Lip Cancer

Lip Cancer for all of those men who view a mustache as a largely ornamental addition to their masculine appearance,a new study reveals it can also guard against lip cancer. Mustaches seem to protect the lip the same way that hair protects the scalp,” explain study author Dr. Daniel Aires. He is director of dermatology with the University of Kansas Health System. “While this makes intuitive sense, it had not test before.

Precancerous condition

To do just that, Aires and his team examine 200 male patients who had already diagnose with a precancerous condition know as actinic keratosis on the head or face. Actinic keratosis is a scaly spot on the skin that can develop into a dangerous cancer called squamous cell carcinoma, Aires explain. Since lip skin is so thin, lip actinic keratoses can invade and become deadly faster than actinic keratoses elsewhere on the skin.

Roughly 3 million Americans are diagnose with actinic keratosis each year, they note accounting for one of every seven dermatology visits. But, likely many more go undiagnose and untreated; so since studies estimate that more than 10% of adults have actinic keratosis, they add. Nearly 60 of the men in the study had a long history of sporting substantial “sheltering” mustaches; so meaning mustaches that are at least 9 millimeters thick (about a third of an inch).
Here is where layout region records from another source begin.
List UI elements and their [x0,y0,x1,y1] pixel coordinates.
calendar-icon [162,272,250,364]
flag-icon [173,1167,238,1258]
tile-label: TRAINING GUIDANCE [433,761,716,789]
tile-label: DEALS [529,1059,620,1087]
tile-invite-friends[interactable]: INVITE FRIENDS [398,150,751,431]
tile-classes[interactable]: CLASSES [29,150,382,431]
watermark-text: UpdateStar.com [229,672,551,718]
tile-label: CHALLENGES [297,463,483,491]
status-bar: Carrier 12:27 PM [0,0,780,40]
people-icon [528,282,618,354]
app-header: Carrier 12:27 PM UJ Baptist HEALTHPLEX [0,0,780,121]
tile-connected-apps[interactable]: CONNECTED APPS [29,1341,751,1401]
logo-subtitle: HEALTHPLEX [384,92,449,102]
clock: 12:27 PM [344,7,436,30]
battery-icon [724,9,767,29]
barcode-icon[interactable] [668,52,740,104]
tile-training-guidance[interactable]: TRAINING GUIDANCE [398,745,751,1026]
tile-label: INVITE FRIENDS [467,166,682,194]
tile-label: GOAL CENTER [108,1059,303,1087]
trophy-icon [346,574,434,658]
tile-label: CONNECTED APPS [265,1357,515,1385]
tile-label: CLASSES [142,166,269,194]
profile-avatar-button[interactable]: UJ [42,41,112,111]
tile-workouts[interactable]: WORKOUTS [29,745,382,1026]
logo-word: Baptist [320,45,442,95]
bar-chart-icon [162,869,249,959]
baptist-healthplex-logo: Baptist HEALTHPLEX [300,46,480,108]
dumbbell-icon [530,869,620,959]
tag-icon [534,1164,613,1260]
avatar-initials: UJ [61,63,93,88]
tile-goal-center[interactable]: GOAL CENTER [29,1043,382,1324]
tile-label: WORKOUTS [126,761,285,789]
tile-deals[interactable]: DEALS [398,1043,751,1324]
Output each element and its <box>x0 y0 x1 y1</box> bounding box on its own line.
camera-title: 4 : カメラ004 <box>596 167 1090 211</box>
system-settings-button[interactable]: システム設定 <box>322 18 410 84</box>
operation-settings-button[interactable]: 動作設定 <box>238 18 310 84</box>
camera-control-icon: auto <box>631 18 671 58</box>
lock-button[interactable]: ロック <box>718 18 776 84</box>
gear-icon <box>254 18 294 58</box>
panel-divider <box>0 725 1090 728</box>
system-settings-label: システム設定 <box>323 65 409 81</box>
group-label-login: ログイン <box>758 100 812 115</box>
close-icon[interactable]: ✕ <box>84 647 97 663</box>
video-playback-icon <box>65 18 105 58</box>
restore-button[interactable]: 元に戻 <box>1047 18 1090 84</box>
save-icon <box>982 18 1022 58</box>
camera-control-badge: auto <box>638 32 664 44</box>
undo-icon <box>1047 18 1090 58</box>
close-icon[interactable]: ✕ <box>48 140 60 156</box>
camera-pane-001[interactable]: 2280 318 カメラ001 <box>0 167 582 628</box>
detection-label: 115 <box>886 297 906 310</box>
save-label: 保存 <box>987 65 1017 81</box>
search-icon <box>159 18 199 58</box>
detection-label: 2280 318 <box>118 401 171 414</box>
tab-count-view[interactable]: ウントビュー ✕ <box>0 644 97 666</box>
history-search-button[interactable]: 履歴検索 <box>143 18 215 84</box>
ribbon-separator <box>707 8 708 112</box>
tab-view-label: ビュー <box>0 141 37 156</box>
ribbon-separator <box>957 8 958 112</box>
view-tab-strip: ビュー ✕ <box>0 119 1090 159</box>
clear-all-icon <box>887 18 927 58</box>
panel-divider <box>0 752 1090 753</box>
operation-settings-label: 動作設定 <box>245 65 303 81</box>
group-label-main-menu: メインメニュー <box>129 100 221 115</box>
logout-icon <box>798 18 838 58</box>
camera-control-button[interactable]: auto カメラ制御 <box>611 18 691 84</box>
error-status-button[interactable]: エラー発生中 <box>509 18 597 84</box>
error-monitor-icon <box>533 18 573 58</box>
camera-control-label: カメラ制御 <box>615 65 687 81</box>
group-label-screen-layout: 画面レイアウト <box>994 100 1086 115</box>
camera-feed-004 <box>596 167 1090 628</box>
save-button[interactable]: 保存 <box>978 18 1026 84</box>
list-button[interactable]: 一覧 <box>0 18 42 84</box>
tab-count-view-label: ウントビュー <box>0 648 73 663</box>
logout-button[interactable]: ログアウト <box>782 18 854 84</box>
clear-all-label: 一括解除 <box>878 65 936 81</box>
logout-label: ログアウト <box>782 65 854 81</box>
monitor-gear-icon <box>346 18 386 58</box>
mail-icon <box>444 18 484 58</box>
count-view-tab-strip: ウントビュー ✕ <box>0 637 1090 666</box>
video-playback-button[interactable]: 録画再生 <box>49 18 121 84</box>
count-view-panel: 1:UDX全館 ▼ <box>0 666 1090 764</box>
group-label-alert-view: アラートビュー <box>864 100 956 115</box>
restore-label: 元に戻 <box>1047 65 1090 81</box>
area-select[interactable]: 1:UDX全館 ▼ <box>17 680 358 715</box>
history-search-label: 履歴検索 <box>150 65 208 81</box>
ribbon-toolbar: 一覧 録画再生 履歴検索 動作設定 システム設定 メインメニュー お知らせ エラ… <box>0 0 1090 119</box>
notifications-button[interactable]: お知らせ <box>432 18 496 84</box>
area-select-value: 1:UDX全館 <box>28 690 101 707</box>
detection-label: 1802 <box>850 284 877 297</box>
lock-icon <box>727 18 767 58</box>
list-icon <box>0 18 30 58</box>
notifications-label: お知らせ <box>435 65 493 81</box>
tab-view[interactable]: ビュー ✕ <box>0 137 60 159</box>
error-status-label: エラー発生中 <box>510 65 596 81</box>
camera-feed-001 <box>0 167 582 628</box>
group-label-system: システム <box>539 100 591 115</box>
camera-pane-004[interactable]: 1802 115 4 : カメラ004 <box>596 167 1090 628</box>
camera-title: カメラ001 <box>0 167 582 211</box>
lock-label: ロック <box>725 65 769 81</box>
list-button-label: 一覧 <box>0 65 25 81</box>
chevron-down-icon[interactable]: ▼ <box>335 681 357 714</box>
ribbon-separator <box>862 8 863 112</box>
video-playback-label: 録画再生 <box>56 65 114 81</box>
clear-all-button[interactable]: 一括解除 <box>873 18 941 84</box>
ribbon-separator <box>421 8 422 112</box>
In the end, Aires and his colleagues determine that years of mustache wearing ultimately translate into a 16 times lower risk for developing actinic keratosis on their lower lip, compare with their mustache-free peers. The finding held up even after accounting for other risk factors, such as family history of skin cancer, a personal history of sunburns, a smoking habit, and/or age.

Squamous cell carcinoma

The American Academy of Dermatology points out that once someone develops this cancer; so their lifetime risk for recurrence goes up. And experts warn that, if left untreated, actinic keratosis can lead to squamous cell carcinoma. This type of cancer often affects the outer layer of skin, around the lips, ears, bald scalp and shoulders. It can also affect the moist lining of the inner mouth, nose and throat. From there it can spread.

The findings will be publish in the June issue of the Journal of the American Academy of Dermatology. All of this “makes sense,” said Dr. Steven Wang, director of dermatologic surgery and dermatology; at Memorial Sloan Kettering Cancer Center, in New Jersey. Obviously, there are a lot of variables, including the baseline skin type of the individual; so how thick and big the mustache is, your genetic make-up and your family history of skin cancer,” Wang said.

“But, interestingly, they have previously look at how good hair is in terms of protecting the scalp, said Wang, who is also chair of the Skin Cancer Foundation’s photo biology committee. And it turns out when someone has a lot of hair; so it’s a perfect shield. It actually works very well. So when it comes to covering lip, this isn’t too much of a surprise.